6 stycznia 2009 r., w uroczystość Objawienia Pańskiego, zmarł nagle w kościele we Wręczycy Wielkiej ks. kan. Zdzisław Radek, proboszcz tamtejszej parafii pw. św. Józefa Oblubieńca Najświętszej Maryi Panny. Znałem go od wielu lat, prawie że od dzieciństwa, bo byliśmy razem uczniami w Niższym Seminarium Duchownym w Częstochowie, a potem przez pięć lat studiowaliśmy w Częstochowskim Wyższym Seminarium Duchownym w Krakowie. 29 czerwca 1961 r. przyjęliśmy w katedrze częstochowskiej święcenia kapłańskie z rąk bp. Zdzisława Golińskiego.
Dzisiaj z perspektywy tych wielu lat patrzę na swojego kursowego kolegę. I z całą pewnością mogę powiedzieć, że był to kapłan według Serca Bożego. Bardzo gorliwie przygotowywał się do kapłaństwa i później był bardzo pobożnym kapłanem. Był człowiekiem pogodnym, lubianym przez kolegów, pełnym humoru. Przebywałem z nim często, był moim serdecznym przyjacielem.

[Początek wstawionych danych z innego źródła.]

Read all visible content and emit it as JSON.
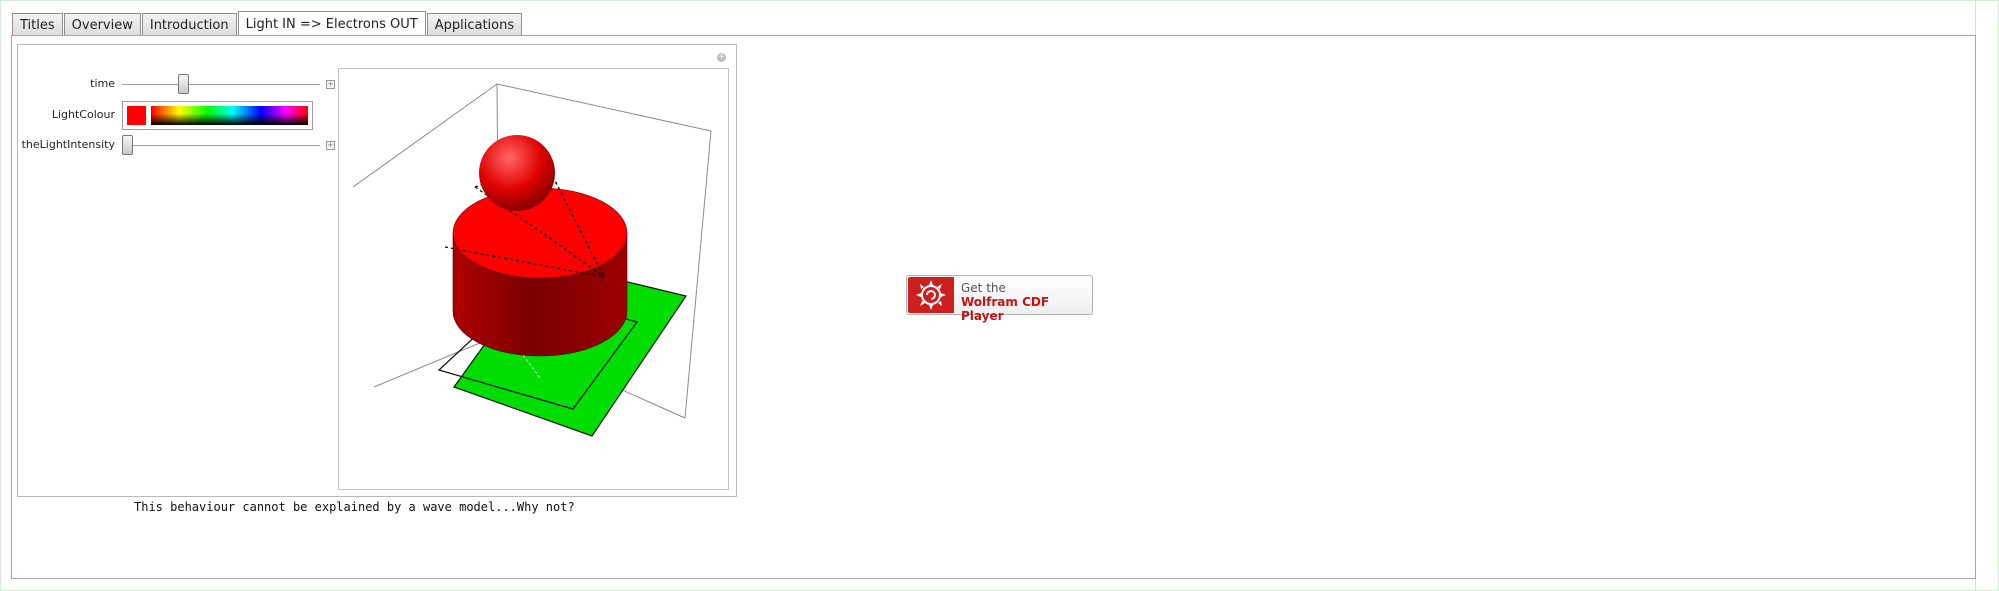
{
  "tabs": [
    {
      "label": "Titles"
    },
    {
      "label": "Overview"
    },
    {
      "label": "Introduction"
    },
    {
      "label": "Light IN => Electrons OUT",
      "active": true
    },
    {
      "label": "Applications"
    }
  ],
  "controls": {
    "time": {
      "label": "time",
      "value_fraction": 0.3
    },
    "light_colour": {
      "label": "LightColour",
      "value": "#ff0000"
    },
    "light_intensity": {
      "label": "theLightIntensity",
      "value_fraction": 0.0
    }
  },
  "caption": "This behaviour cannot be explained by a wave model...Why not?",
  "cdf_button": {
    "line1": "Get the",
    "line2": "Wolfram CDF Player"
  },
  "colors": {
    "object": "#ff0000",
    "plate": "#00dd00",
    "brand": "#cc1f1f"
  }
}
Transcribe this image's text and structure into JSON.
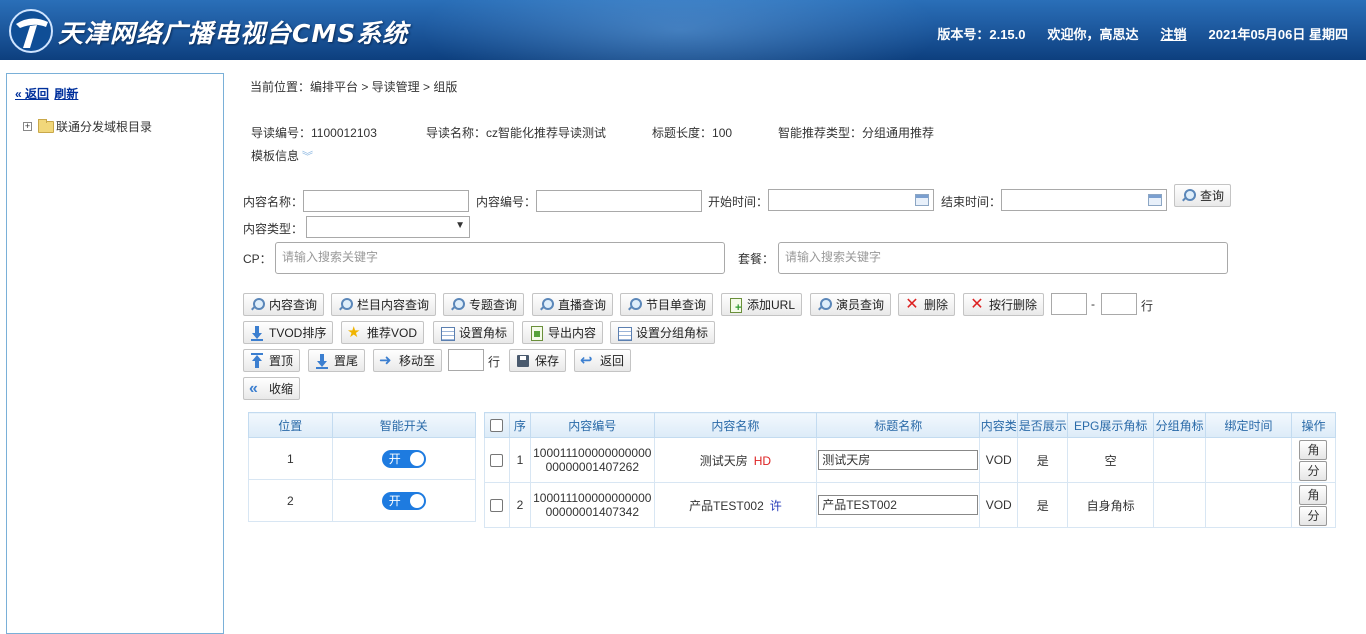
{
  "header": {
    "title": "天津网络广播电视台CMS系统",
    "version": "版本号：2.15.0",
    "welcome": "欢迎你，高思达",
    "logout": "注销",
    "date": "2021年05月06日 星期四"
  },
  "sidebar": {
    "back": "« 返回",
    "refresh": "刷新",
    "tree_root": "联通分发域根目录"
  },
  "breadcrumb": "当前位置：编排平台 > 导读管理 > 组版",
  "info": {
    "id_label": "导读编号：",
    "id_value": "1100012103",
    "name_label": "导读名称：",
    "name_value": "cz智能化推荐导读测试",
    "len_label": "标题长度：",
    "len_value": "100",
    "type_label": "智能推荐类型：",
    "type_value": "分组通用推荐",
    "template": "模板信息"
  },
  "search": {
    "content_name_label": "内容名称：",
    "content_id_label": "内容编号：",
    "start_label": "开始时间：",
    "end_label": "结束时间：",
    "query_btn": "查询",
    "content_type_label": "内容类型：",
    "cp_label": "CP：",
    "cp_placeholder": "请输入搜索关键字",
    "package_label": "套餐：",
    "package_placeholder": "请输入搜索关键字"
  },
  "toolbar": {
    "row1": [
      "内容查询",
      "栏目内容查询",
      "专题查询",
      "直播查询",
      "节目单查询",
      "添加URL",
      "演员查询",
      "删除",
      "按行删除"
    ],
    "dash": "-",
    "row_unit": "行",
    "row2": [
      "TVOD排序",
      "推荐VOD",
      "设置角标",
      "导出内容",
      "设置分组角标"
    ],
    "row3": [
      "置顶",
      "置尾",
      "移动至"
    ],
    "row3_unit": "行",
    "save": "保存",
    "back": "返回",
    "collapse": "收缩"
  },
  "pos_table": {
    "headers": [
      "位置",
      "智能开关"
    ],
    "rows": [
      {
        "pos": "1",
        "switch": "开"
      },
      {
        "pos": "2",
        "switch": "开"
      }
    ]
  },
  "main_table": {
    "headers": [
      "序",
      "内容编号",
      "内容名称",
      "标题名称",
      "内容类",
      "是否展示",
      "EPG展示角标",
      "分组角标",
      "绑定时间",
      "操作"
    ],
    "rows": [
      {
        "seq": "1",
        "id": "10001110000000000000000001407262",
        "name": "测试天房",
        "tag": "HD",
        "title": "测试天房",
        "type": "VOD",
        "show": "是",
        "epg": "空",
        "group": "",
        "bind": "",
        "op1": "角",
        "op2": "分"
      },
      {
        "seq": "2",
        "id": "10001110000000000000000001407342",
        "name": "产品TEST002",
        "tag": "许",
        "title": "产品TEST002",
        "type": "VOD",
        "show": "是",
        "epg": "自身角标",
        "group": "",
        "bind": "",
        "op1": "角",
        "op2": "分"
      }
    ]
  }
}
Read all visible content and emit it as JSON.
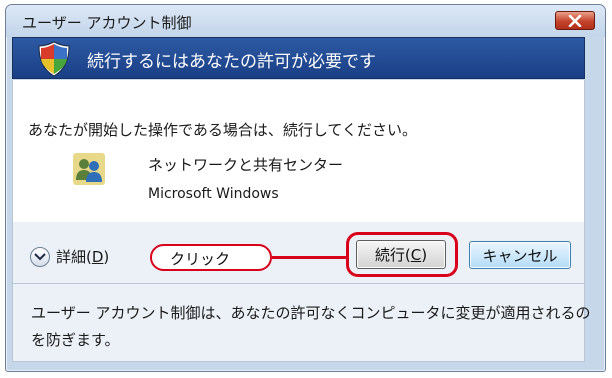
{
  "window": {
    "title": "ユーザー アカウント制御",
    "close_icon": "close-icon"
  },
  "banner": {
    "text": "続行するにはあなたの許可が必要です",
    "icon": "uac-shield-icon"
  },
  "content": {
    "instruction": "あなたが開始した操作である場合は、続行してください。",
    "program_name": "ネットワークと共有センター",
    "publisher": "Microsoft Windows",
    "program_icon": "network-sharing-center-icon"
  },
  "details": {
    "label": "詳細(",
    "accel": "D",
    "label_end": ")"
  },
  "callout": {
    "text": "クリック",
    "color": "#d8001b"
  },
  "buttons": {
    "continue_label": "続行(",
    "continue_accel": "C",
    "continue_end": ")",
    "cancel_label": "キャンセル"
  },
  "footer": {
    "text": "ユーザー アカウント制御は、あなたの許可なくコンピュータに変更が適用されるのを防ぎます。"
  }
}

Był jakby od zawsze zdecydowany na kapłaństwo. Ani razu nie zauważyłem u niego cienia wątpliwości co do wstąpienia do wyższego seminarium czy później, by praktyki religijne wewnętrznie go męczyły. Z całą powagą i odpowiedzialnością przyjmował propozycje przełożonych i to wszystko w nim procentowało. Był przy tym człowiekiem krytycznym, umiał ustosunkować się do wielu spraw, powiedzieć, co go bolało, z czym się nie zgadzał. To był piękny, mądrze urządzony wewnętrznie człowiek, dojrzały do studiów teologicznych. W Krakowie z pełnym przygotowaniem i obowiązkowością przystępował do egzaminów, które zdawał bardzo dobrze - mogę o tym powiedzieć, bo często znajdowaliśmy się w jednej czwórce egzaminowanych z powodu bliskości alfabetycznej nazwisk.
Na parafiach, do których został posłany, również pracował pięknie. Przywiązywał się do tych miejsc i był w nich wszystkich dość długo. We Wręczycy był proboszczem od 1982 r. Wszędzie umiał pracować duszpastersko i dbał o sprawy kościelne, administracyjne. Kto zna ten kościół, wie, jak jest on pięknie przygotowany do liturgicznego użytku. To wiązało się z realizowanym przez ks. Zdzisia powołaniem. Chciał być dobrym duszpasterzem i w taki sposób wypełniał obowiązki kapłańskie. Kiedy przyjeżdżał do redakcji w sprawach rozliczeniowych, nasi pracownicy postrzegali go zawsze jako bardzo sympatycznego i pogodnego. Jestem mu wdzięczny za tę postawę świadczącą o jego wielkiej kulturze i chęci współpracy ze świeckimi.
Nie mogłem uwierzyć, że ks. kan. Zdzisław Radek tak nagle odszedł. Chciał pomóc księdzu wikariuszowi w udzielaniu Komunii św. i wtedy nastąpiła śmierć. Pogrzeb odbył się 11 stycznia we Wręczycy, liturgii pogrzebowej przewodniczył metropolita częstochowski abp Stanisław Nowak.
Jako jeden z wielkiej braci kapłanów uczestniczyłem w pożegnaniu wspaniałego Księdza Proboszcza, który prawdziwie oddał swoje życie wiernym, do których posłał go Chrystus. Niech ten cichy Duszpasterz będzie dla nas wszystkich piękną Bożą inspiracją do świadomego i mocnego umiłowania Pana Boga, Kościoła i wiernych oraz ofiarnej pracy na rzecz ewangelizacji świata i każdego człowieka.
Księże Zdzisławie, spoczywaj w pokoju Chrystusa!